I just realized, however -- your test.sh probably uses the ${version} variable, which is why you are feeding it into sh, yes? You want it to carry over. But arguments to sh -s don't work that way, you don't get the names, just $1 $2 $3. Not to mention, you need -- if you want it to assume the following are arguments. Try this:

$ sh -s -- a b c
$ echo $1

a

$ echo $2

b

$ echo $3

c

$ exit
$ 

So I think you actually want:

ssh -qtt user@${host} "sh -s -- '${version}'"  <  test.sh

...and your script should be using $1 and not ${version} .

I suspect you can omit the -tt completely, too. I see no commands in there that actually need a terminal, and throwing one into the mix when not needed seldom helps.

A construct I often use:

ssh username@host exec sh -s -- "arg1" "arg2" "arg3" <<"EOF"

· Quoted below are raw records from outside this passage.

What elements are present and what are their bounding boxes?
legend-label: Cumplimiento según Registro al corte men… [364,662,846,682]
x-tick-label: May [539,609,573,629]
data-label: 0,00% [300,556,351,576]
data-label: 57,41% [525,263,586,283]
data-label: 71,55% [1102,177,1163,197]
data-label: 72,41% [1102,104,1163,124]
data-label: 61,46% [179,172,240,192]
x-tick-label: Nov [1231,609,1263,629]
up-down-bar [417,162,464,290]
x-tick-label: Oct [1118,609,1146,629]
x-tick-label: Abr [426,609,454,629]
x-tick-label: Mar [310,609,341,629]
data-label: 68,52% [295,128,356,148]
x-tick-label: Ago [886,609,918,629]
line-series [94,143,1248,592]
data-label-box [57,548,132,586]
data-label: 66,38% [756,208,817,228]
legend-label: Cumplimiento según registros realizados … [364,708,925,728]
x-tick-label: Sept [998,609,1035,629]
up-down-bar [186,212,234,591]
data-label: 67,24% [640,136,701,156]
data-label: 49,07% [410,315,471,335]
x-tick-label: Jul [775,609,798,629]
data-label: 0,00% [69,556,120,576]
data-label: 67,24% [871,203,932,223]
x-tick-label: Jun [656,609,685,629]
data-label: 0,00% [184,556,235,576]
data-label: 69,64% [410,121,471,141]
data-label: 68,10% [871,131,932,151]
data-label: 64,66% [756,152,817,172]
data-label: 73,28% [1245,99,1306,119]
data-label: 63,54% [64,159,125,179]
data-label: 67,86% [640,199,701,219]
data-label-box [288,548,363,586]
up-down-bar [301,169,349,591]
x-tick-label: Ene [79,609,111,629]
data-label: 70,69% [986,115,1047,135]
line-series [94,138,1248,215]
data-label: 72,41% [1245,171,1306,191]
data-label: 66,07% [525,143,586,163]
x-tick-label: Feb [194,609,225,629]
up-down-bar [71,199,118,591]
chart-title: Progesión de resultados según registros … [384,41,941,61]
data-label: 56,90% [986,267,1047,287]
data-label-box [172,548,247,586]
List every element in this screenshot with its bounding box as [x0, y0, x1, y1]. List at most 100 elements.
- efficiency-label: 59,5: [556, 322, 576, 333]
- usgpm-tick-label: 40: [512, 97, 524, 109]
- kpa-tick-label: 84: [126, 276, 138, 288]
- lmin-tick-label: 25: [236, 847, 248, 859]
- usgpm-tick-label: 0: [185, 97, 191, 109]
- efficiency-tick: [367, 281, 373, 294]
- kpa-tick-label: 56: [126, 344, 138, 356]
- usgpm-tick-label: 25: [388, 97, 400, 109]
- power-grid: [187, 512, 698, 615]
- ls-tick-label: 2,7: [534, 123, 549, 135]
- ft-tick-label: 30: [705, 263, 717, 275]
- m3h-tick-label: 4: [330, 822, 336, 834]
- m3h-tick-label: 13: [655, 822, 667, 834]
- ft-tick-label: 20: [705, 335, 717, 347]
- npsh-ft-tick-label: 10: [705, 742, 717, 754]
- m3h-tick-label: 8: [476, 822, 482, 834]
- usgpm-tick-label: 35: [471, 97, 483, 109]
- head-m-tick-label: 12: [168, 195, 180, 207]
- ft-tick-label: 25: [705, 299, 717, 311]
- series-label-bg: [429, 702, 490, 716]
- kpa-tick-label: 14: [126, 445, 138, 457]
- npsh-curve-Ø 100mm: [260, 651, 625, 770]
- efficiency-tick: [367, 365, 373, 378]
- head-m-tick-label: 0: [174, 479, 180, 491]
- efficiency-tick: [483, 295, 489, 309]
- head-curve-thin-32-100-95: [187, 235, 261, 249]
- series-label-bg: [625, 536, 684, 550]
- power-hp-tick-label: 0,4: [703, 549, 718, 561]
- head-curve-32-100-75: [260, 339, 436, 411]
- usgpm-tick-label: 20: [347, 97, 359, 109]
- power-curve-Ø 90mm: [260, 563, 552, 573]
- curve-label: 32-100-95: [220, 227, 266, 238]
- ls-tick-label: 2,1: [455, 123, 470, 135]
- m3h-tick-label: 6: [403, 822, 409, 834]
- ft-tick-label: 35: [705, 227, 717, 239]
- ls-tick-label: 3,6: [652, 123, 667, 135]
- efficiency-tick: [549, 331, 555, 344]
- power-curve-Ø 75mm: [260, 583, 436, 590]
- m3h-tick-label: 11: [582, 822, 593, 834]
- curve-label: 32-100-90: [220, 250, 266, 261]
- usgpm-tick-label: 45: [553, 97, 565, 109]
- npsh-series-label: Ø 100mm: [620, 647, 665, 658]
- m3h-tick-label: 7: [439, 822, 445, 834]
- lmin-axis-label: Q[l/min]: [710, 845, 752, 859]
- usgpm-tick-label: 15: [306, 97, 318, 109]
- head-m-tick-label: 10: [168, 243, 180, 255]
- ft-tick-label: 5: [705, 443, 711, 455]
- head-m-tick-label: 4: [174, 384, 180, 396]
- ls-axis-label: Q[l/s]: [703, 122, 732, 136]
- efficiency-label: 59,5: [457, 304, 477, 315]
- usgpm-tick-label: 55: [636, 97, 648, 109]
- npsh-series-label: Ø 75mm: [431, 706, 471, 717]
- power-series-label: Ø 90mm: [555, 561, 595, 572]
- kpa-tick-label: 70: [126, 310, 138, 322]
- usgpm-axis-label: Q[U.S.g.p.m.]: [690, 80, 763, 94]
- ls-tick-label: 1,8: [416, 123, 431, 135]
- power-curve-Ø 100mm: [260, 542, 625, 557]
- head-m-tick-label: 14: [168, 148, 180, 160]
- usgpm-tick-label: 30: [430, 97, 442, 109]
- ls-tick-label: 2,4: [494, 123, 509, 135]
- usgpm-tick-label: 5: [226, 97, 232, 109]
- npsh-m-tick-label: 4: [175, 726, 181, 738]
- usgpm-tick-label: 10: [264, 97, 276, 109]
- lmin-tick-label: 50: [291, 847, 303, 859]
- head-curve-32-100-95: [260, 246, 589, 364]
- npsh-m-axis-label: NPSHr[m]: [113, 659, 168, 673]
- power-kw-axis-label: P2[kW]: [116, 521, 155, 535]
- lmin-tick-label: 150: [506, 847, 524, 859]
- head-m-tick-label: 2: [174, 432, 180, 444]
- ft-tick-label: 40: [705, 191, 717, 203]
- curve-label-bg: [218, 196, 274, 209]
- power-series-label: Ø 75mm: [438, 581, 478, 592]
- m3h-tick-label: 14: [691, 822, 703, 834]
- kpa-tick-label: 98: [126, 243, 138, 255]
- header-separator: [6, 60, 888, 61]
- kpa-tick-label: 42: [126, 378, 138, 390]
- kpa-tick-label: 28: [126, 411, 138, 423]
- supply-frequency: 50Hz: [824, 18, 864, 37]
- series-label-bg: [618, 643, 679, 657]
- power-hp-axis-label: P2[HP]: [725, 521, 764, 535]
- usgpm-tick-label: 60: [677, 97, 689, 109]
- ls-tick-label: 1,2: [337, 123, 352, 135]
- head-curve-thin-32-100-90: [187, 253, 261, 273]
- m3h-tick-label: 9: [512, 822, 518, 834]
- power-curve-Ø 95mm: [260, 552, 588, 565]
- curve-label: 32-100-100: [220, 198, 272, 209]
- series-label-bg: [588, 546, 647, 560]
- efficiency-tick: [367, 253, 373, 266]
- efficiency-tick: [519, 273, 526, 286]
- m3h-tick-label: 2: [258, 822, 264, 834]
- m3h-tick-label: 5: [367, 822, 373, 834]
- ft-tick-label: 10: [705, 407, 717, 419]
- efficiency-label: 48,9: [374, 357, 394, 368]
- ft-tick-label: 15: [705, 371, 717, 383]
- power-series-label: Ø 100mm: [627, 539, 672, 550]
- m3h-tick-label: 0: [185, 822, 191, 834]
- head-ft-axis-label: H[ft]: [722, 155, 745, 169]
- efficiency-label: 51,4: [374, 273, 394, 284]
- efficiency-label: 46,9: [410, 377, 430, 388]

# Literal, unescaped script contents to be executed on the remote side.

echo "arg1 is $1"
echo "arg2 is $2"
echo "arg3 is $3"

# The EOF must be at the beginning of the line and not indented.
EOF

test.sh contains the commands.

ssh -qtt user@$host "sh -s '${version}'" < test.sh

works absolutely fine. I run into issues only while looping.

??? That makes no sense. Why would you feed ssh username@host into ssh username@host ? That instructs the remote host to try and ssh into itself, but will fail because $host and $version are unset and test.sh does not exist. I am extremely suspicious of this ever working, especially since only now have you fixed the syntax errors that I noticed...

This test.sh needs to be a separate file, not the same one, so it can contain this:

cd /build && cp -p web.zip web.zip_${1} && rm -rf test && unzip /build/web.zip && cd /bin

Note the $1 instead of $version, for reasons I gave earlier.

Then you should do

ssh username@host exec /bin/sh -s -- ${version} < test.sh

and have the remote host run the sequence of commands stored in test.sh.

Try it without the -qtt. That may misbehave when you don't have a terminal or want it to be interactive.